Monday, 26 September 2011

Transaction Life Cycle for Credit Card Processing

Credit card processing tends to follow the same transaction life cycle, whether your customer pays with credit cards in person or uses a credit card online or by phone. The specific credit card processing events and activities may vary from one merchant or card issuer to another, but the basic life cycle is the same.

If you’re going to accept credit cards from your customers, it’s a good idea that you understand how the credit card processing life cycle works, how the money ends up in your account, and what happens if something goes wrong with the cycle.

Authorization of Card

1. The credit card user presents their credit card to make payment in person, or enters their details into a form or to a customer service representative by phone.

2. The merchant swipes the card or the account details are digitally entered into the system for submission to the merchant account for processing.

3. The merchant bank electronically requests card authorization from the card issuer (Visa, MasterCard, Discover, American Express).

4. The card issuer approves or declines the transaction, and sends the response back to the merchant bank.

5. The merchant bank sends response back to the merchant, and the merchant processes the transaction based on whether the card is approved or declined.

Clearing and Settlement of Payment

1. The funds from the credit card payment are deposited into the merchant’s bank, the merchant’s account is credited and an electronic submission of the transaction is sent to the credit card processor.

2. The credit card processing system, facilitates payment, pays the merchant bank, debits the cardholders account, and sends the transaction on to the card issuer.

3. The card issuer posts the transaction to the cardholders account and sends the monthly statement to the cardholder for payment.

4. Cardholder receives their credit card statement and sends payment.

Maintaining Consumer Credit Card Safety

As a merchant accepting credit cards, you should understand your role in keeping the credit card data safe throughout the credit card processing life cycle. Your data storage systems should not maintain any of the magnetic-stripe data received after a customer swipes a card and the transaction has been processed. After the card is authorized, all information taken from the swiping of the card must be deleted.
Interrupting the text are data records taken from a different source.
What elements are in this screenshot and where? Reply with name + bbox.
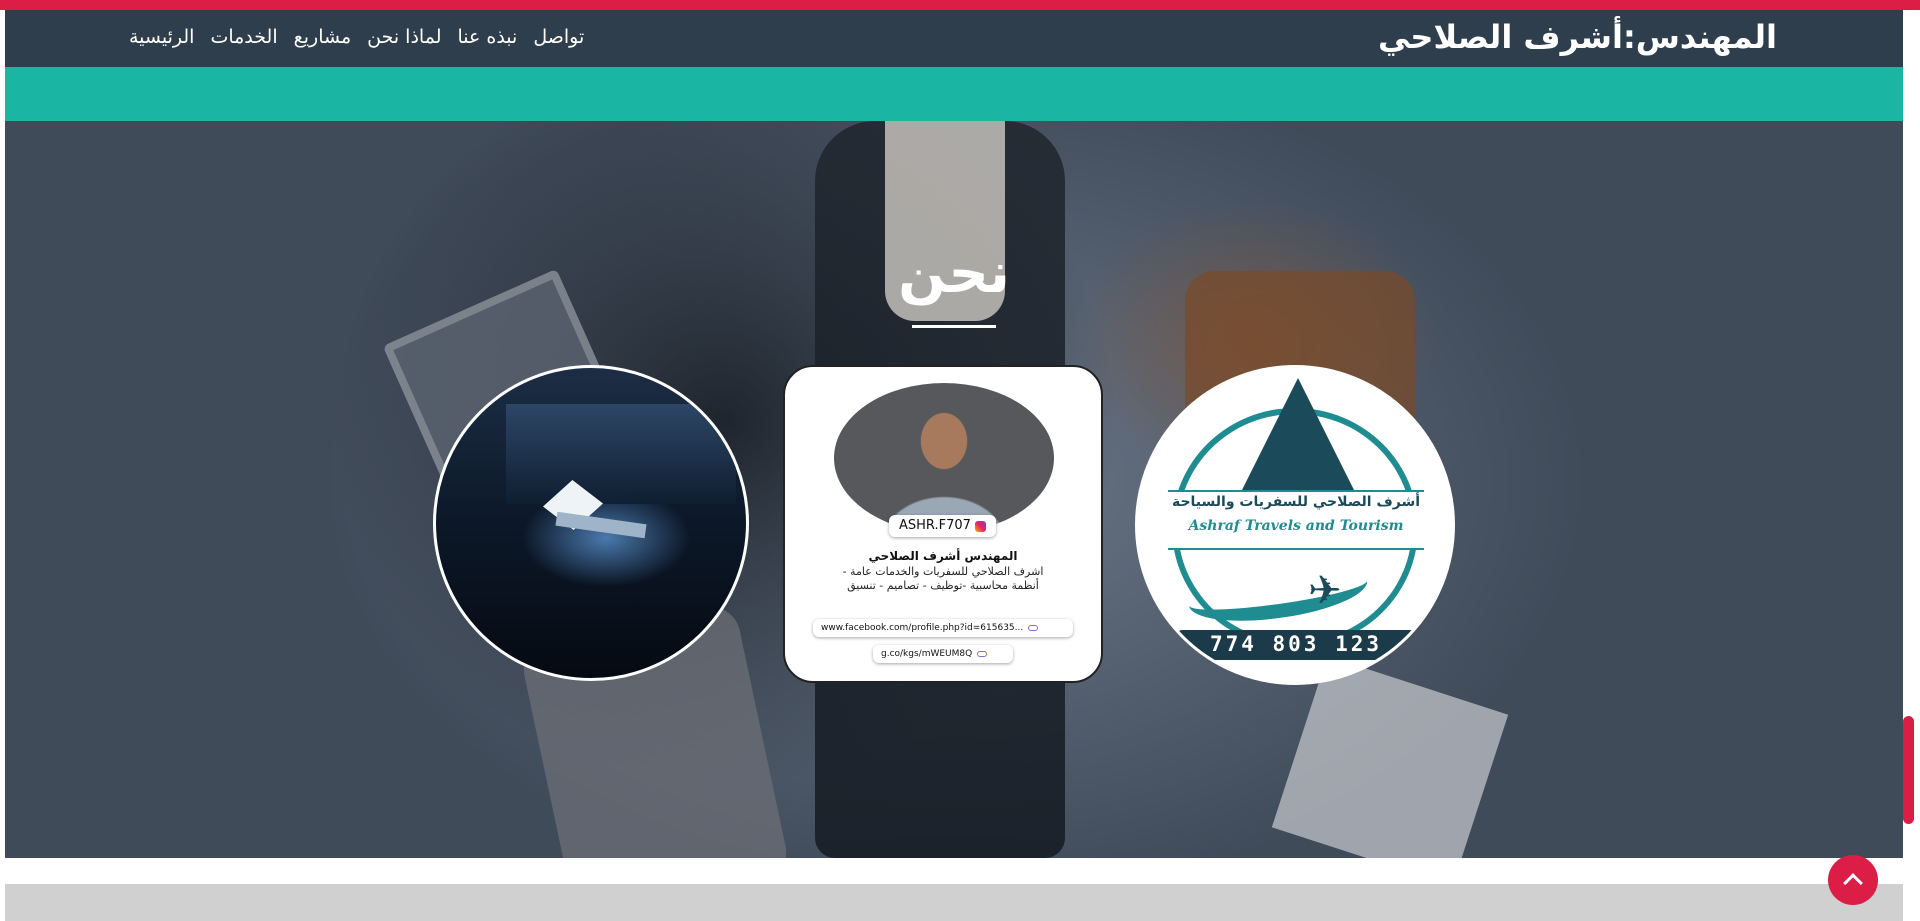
description-line-2: أنظمة محاسبية -توظيف - تصاميم - تنسيق <box>847 579 1039 592</box>
navbar: المهندس:أشرف الصلاحي الرئيسية الخدمات مش… <box>5 10 1903 67</box>
description-line-1: اشرف الصلاحي للسفريات والخدمات عامة - <box>842 565 1044 578</box>
instagram-handle[interactable]: ASHR.F707 <box>889 515 996 537</box>
nav-home[interactable]: الرئيسية <box>129 26 194 48</box>
chevron-up-icon <box>1843 873 1863 893</box>
profile-name: المهندس أشرف الصلاحي <box>868 549 1018 563</box>
section-title: نحن <box>898 241 1010 306</box>
about-section: نحن ASHR.F707 المهندس أشرف الصلاحي اشرف … <box>5 121 1903 858</box>
laptop-photo <box>433 365 749 681</box>
page: المهندس:أشرف الصلاحي الرئيسية الخدمات مش… <box>5 10 1903 921</box>
nav-projects[interactable]: مشاريع <box>294 26 352 48</box>
scrollbar-thumb[interactable] <box>1903 716 1914 824</box>
logo-arabic-text: أشرف الصلاحي للسفريات والسياحة <box>1171 494 1421 510</box>
nav-about[interactable]: نبذه عنا <box>457 26 517 48</box>
nav-contact[interactable]: تواصل <box>533 26 584 48</box>
nav-why-us[interactable]: لماذا نحن <box>367 26 441 48</box>
link-icon <box>977 651 988 657</box>
scroll-to-top-button[interactable] <box>1828 855 1878 905</box>
photo-window <box>506 404 736 504</box>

You can maintain account number, expiration dates and names from credit cards if you do so in a CISP-compliant manner, but no other information can be stored.

If you use the CVV2 number for verification purposes in some or all of your credit card transactions, you must not store that data or document it in any way digital or otherwise.

Businesses are often liable for losses customers experience due to compromised credit card data that occurs due to merchant neglect and lack of adequate data security measures.